Last week, crude tumbled more than $16 to levels not seen since September 2007, with more than half the losses coming on Friday alone.

"At this point, you've got the Morgan Stanleys and Goldman Sachs of the world all running to the sidelines," petroleum industry analyst Bob van der Valk said. "The speculators have gotten out of the market. There have been restrictions placed on credit and that affects everything. You end up with no money to invest."

The removal of that element from the equation has put the crude oil market back on a more realistic track. he said.

"We're getting back to what we're using and what we're making ... and right now we're making more than we're using," van der Valk said.

Part of the nation's excess inventory can be tied to the fact that U.S. refineries have converted from summer-grade to winter-grade gasoline.

Refineries are able to generate more gasoline per barrel of oil when producing winter-grade fuels, van der Valk said.

"We make about 10 percent more gas in the winter," he said.

And that equates to lower prices at the pump.
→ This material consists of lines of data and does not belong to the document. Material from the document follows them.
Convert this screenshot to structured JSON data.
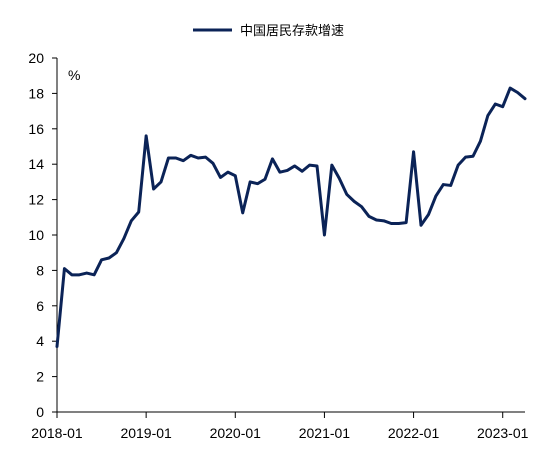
{
  "chart_data": {
    "type": "line",
    "title": "",
    "xlabel": "",
    "ylabel": "",
    "unit_label": "%",
    "ylim": [
      0,
      20
    ],
    "yticks": [
      "0",
      "2",
      "4",
      "6",
      "8",
      "10",
      "12",
      "14",
      "16",
      "18",
      "20"
    ],
    "xticks": [
      "2018-01",
      "2019-01",
      "2020-01",
      "2021-01",
      "2022-01",
      "2023-01"
    ],
    "x_start": "2018-01",
    "x_end": "2023-04",
    "grid": false,
    "legend_position": "top-center",
    "series": [
      {
        "name": "中国居民存款增速",
        "color": "#0b2357",
        "x": [
          "2018-01",
          "2018-02",
          "2018-03",
          "2018-04",
          "2018-05",
          "2018-06",
          "2018-07",
          "2018-08",
          "2018-09",
          "2018-10",
          "2018-11",
          "2018-12",
          "2019-01",
          "2019-02",
          "2019-03",
          "2019-04",
          "2019-05",
          "2019-06",
          "2019-07",
          "2019-08",
          "2019-09",
          "2019-10",
          "2019-11",
          "2019-12",
          "2020-01",
          "2020-02",
          "2020-03",
          "2020-04",
          "2020-05",
          "2020-06",
          "2020-07",
          "2020-08",
          "2020-09",
          "2020-10",
          "2020-11",
          "2020-12",
          "2021-01",
          "2021-02",
          "2021-03",
          "2021-04",
          "2021-05",
          "2021-06",
          "2021-07",
          "2021-08",
          "2021-09",
          "2021-10",
          "2021-11",
          "2021-12",
          "2022-01",
          "2022-02",
          "2022-03",
          "2022-04",
          "2022-05",
          "2022-06",
          "2022-07",
          "2022-08",
          "2022-09",
          "2022-10",
          "2022-11",
          "2022-12",
          "2023-01",
          "2023-02",
          "2023-03",
          "2023-04"
        ],
        "values": [
          3.7,
          8.1,
          7.75,
          7.75,
          7.85,
          7.75,
          8.6,
          8.7,
          9.0,
          9.8,
          10.8,
          11.3,
          15.6,
          12.6,
          13.0,
          14.35,
          14.35,
          14.2,
          14.5,
          14.35,
          14.4,
          14.05,
          13.25,
          13.55,
          13.35,
          11.25,
          13.0,
          12.9,
          13.15,
          14.3,
          13.55,
          13.65,
          13.9,
          13.6,
          13.95,
          13.9,
          10.0,
          13.95,
          13.2,
          12.3,
          11.9,
          11.6,
          11.05,
          10.85,
          10.8,
          10.65,
          10.65,
          10.7,
          14.7,
          10.55,
          11.15,
          12.2,
          12.85,
          12.8,
          13.95,
          14.4,
          14.45,
          15.3,
          16.75,
          17.4,
          17.25,
          18.3,
          18.05,
          17.7
        ]
      }
    ]
  }
}
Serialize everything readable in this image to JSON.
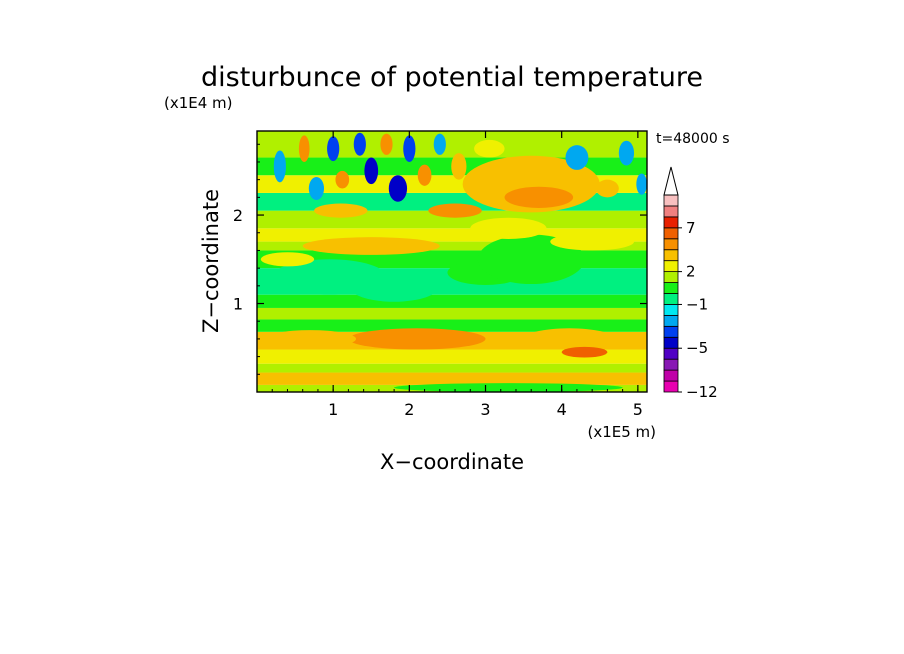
{
  "chart_data": {
    "type": "heatmap",
    "title": "disturbunce of potential temperature",
    "xlabel": "X−coordinate",
    "ylabel": "Z−coordinate",
    "x_scale_label": "(x1E5 m)",
    "y_scale_label": "(x1E4 m)",
    "time_label": "t=48000 s",
    "xlim": [
      0,
      5.12
    ],
    "ylim": [
      0,
      2.95
    ],
    "x_ticks": [
      1,
      2,
      3,
      4,
      5
    ],
    "x_tick_labels": [
      "1",
      "2",
      "3",
      "4",
      "5"
    ],
    "y_ticks": [
      1,
      2
    ],
    "y_tick_labels": [
      "1",
      "2"
    ],
    "colorbar": {
      "levels": [
        -12,
        -10,
        -8,
        -6,
        -5,
        -4,
        -3,
        -2,
        -1,
        0,
        1,
        2,
        3,
        4,
        5,
        7,
        9,
        11
      ],
      "colors": [
        "#e800b0",
        "#c000a8",
        "#8818b4",
        "#5000c4",
        "#0000c8",
        "#0040f0",
        "#00a8f0",
        "#00e8f0",
        "#00f080",
        "#18f018",
        "#b0f000",
        "#f0f000",
        "#f8c000",
        "#f89000",
        "#f06000",
        "#e82000",
        "#f08080",
        "#f8c0c0"
      ],
      "extend_top": "arrow",
      "tick_labels": [
        {
          "value": 7,
          "label": "7"
        },
        {
          "value": 2,
          "label": "2"
        },
        {
          "value": -1,
          "label": "−1"
        },
        {
          "value": -5,
          "label": "−5"
        },
        {
          "value": -12,
          "label": "−12"
        }
      ]
    },
    "bands": [
      {
        "z0": 0.0,
        "z1": 0.08,
        "level": 1
      },
      {
        "z0": 0.08,
        "z1": 0.22,
        "level": 3
      },
      {
        "z0": 0.22,
        "z1": 0.32,
        "level": 1
      },
      {
        "z0": 0.32,
        "z1": 0.48,
        "level": 2
      },
      {
        "z0": 0.48,
        "z1": 0.68,
        "level": 3
      },
      {
        "z0": 0.68,
        "z1": 0.82,
        "level": 0
      },
      {
        "z0": 0.82,
        "z1": 0.95,
        "level": 1
      },
      {
        "z0": 0.95,
        "z1": 1.1,
        "level": 0
      },
      {
        "z0": 1.1,
        "z1": 1.4,
        "level": -1
      },
      {
        "z0": 1.4,
        "z1": 1.6,
        "level": 0
      },
      {
        "z0": 1.6,
        "z1": 1.7,
        "level": 1
      },
      {
        "z0": 1.7,
        "z1": 1.85,
        "level": 2
      },
      {
        "z0": 1.85,
        "z1": 2.05,
        "level": 1
      },
      {
        "z0": 2.05,
        "z1": 2.25,
        "level": -1
      },
      {
        "z0": 2.25,
        "z1": 2.45,
        "level": 2
      },
      {
        "z0": 2.45,
        "z1": 2.65,
        "level": 0
      },
      {
        "z0": 2.65,
        "z1": 2.95,
        "level": 1
      }
    ],
    "features": [
      {
        "x": 0.95,
        "z": 1.3,
        "rx": 0.75,
        "rz": 0.2,
        "level": -1
      },
      {
        "x": 1.8,
        "z": 1.2,
        "rx": 0.6,
        "rz": 0.18,
        "level": -1
      },
      {
        "x": 3.0,
        "z": 1.35,
        "rx": 0.5,
        "rz": 0.14,
        "level": 0
      },
      {
        "x": 3.6,
        "z": 1.5,
        "rx": 0.7,
        "rz": 0.28,
        "level": 0
      },
      {
        "x": 3.6,
        "z": 2.35,
        "rx": 0.9,
        "rz": 0.32,
        "level": 3
      },
      {
        "x": 3.7,
        "z": 2.2,
        "rx": 0.45,
        "rz": 0.12,
        "level": 4
      },
      {
        "x": 3.3,
        "z": 1.85,
        "rx": 0.5,
        "rz": 0.12,
        "level": 2
      },
      {
        "x": 4.4,
        "z": 1.7,
        "rx": 0.55,
        "rz": 0.1,
        "level": 2
      },
      {
        "x": 1.5,
        "z": 1.65,
        "rx": 0.9,
        "rz": 0.1,
        "level": 3
      },
      {
        "x": 0.4,
        "z": 1.5,
        "rx": 0.35,
        "rz": 0.08,
        "level": 2
      },
      {
        "x": 2.1,
        "z": 0.6,
        "rx": 0.9,
        "rz": 0.12,
        "level": 4
      },
      {
        "x": 0.7,
        "z": 0.6,
        "rx": 0.6,
        "rz": 0.1,
        "level": 3
      },
      {
        "x": 4.1,
        "z": 0.6,
        "rx": 0.6,
        "rz": 0.12,
        "level": 3
      },
      {
        "x": 4.3,
        "z": 0.45,
        "rx": 0.3,
        "rz": 0.06,
        "level": 5
      },
      {
        "x": 3.3,
        "z": 0.05,
        "rx": 1.5,
        "rz": 0.05,
        "level": 0
      },
      {
        "x": 0.3,
        "z": 2.55,
        "rx": 0.08,
        "rz": 0.18,
        "level": -3
      },
      {
        "x": 0.62,
        "z": 2.75,
        "rx": 0.07,
        "rz": 0.15,
        "level": 4
      },
      {
        "x": 0.78,
        "z": 2.3,
        "rx": 0.1,
        "rz": 0.13,
        "level": -3
      },
      {
        "x": 1.0,
        "z": 2.75,
        "rx": 0.08,
        "rz": 0.14,
        "level": -4
      },
      {
        "x": 1.12,
        "z": 2.4,
        "rx": 0.09,
        "rz": 0.1,
        "level": 4
      },
      {
        "x": 1.35,
        "z": 2.8,
        "rx": 0.08,
        "rz": 0.13,
        "level": -4
      },
      {
        "x": 1.5,
        "z": 2.5,
        "rx": 0.09,
        "rz": 0.15,
        "level": -5
      },
      {
        "x": 1.7,
        "z": 2.8,
        "rx": 0.08,
        "rz": 0.12,
        "level": 4
      },
      {
        "x": 1.85,
        "z": 2.3,
        "rx": 0.12,
        "rz": 0.15,
        "level": -5
      },
      {
        "x": 2.0,
        "z": 2.75,
        "rx": 0.08,
        "rz": 0.15,
        "level": -4
      },
      {
        "x": 2.2,
        "z": 2.45,
        "rx": 0.09,
        "rz": 0.12,
        "level": 4
      },
      {
        "x": 2.4,
        "z": 2.8,
        "rx": 0.08,
        "rz": 0.12,
        "level": -3
      },
      {
        "x": 2.65,
        "z": 2.55,
        "rx": 0.1,
        "rz": 0.15,
        "level": 3
      },
      {
        "x": 3.05,
        "z": 2.75,
        "rx": 0.2,
        "rz": 0.1,
        "level": 2
      },
      {
        "x": 4.2,
        "z": 2.65,
        "rx": 0.15,
        "rz": 0.14,
        "level": -3
      },
      {
        "x": 4.6,
        "z": 2.3,
        "rx": 0.15,
        "rz": 0.1,
        "level": 3
      },
      {
        "x": 4.85,
        "z": 2.7,
        "rx": 0.1,
        "rz": 0.14,
        "level": -3
      },
      {
        "x": 5.05,
        "z": 2.35,
        "rx": 0.07,
        "rz": 0.12,
        "level": -3
      },
      {
        "x": 1.1,
        "z": 2.05,
        "rx": 0.35,
        "rz": 0.08,
        "level": 3
      },
      {
        "x": 2.6,
        "z": 2.05,
        "rx": 0.35,
        "rz": 0.08,
        "level": 4
      }
    ]
  }
}
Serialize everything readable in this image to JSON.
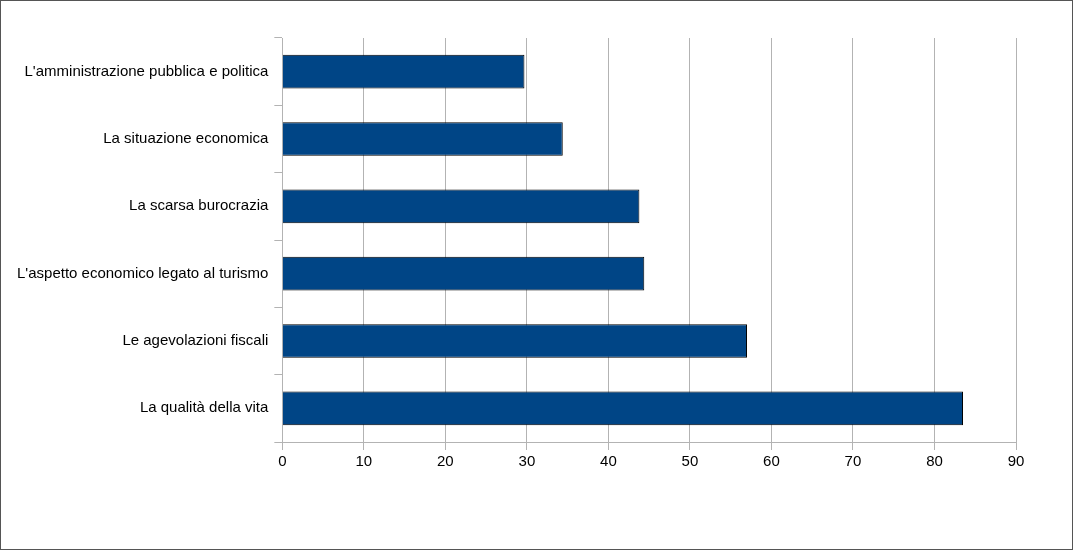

In fact, van der Valk figures we'll see $2.50-a-gallon gas by year's end.

"The only thing that could hike prices up again would be something like an armed conflict with Iran or Russia," he said. "But right now, everything on the horizon is looking good."

Gheit said world events would have hiked oil prices back up again if not for speculators pulling out of the market.

He cited Russia's invasion of Georgia and hurricane damage to refineries in the Gulf of Mexico as two factors that should have driven prices north again.

"But oil prices came down sharply because they were sharply inflated," he said.

Goldman Sachs cut its year-end crude price forecast from $115 a barrel to $70, citing the "extreme dislocation" in the credit markets.

The Associated Press contributed to this story.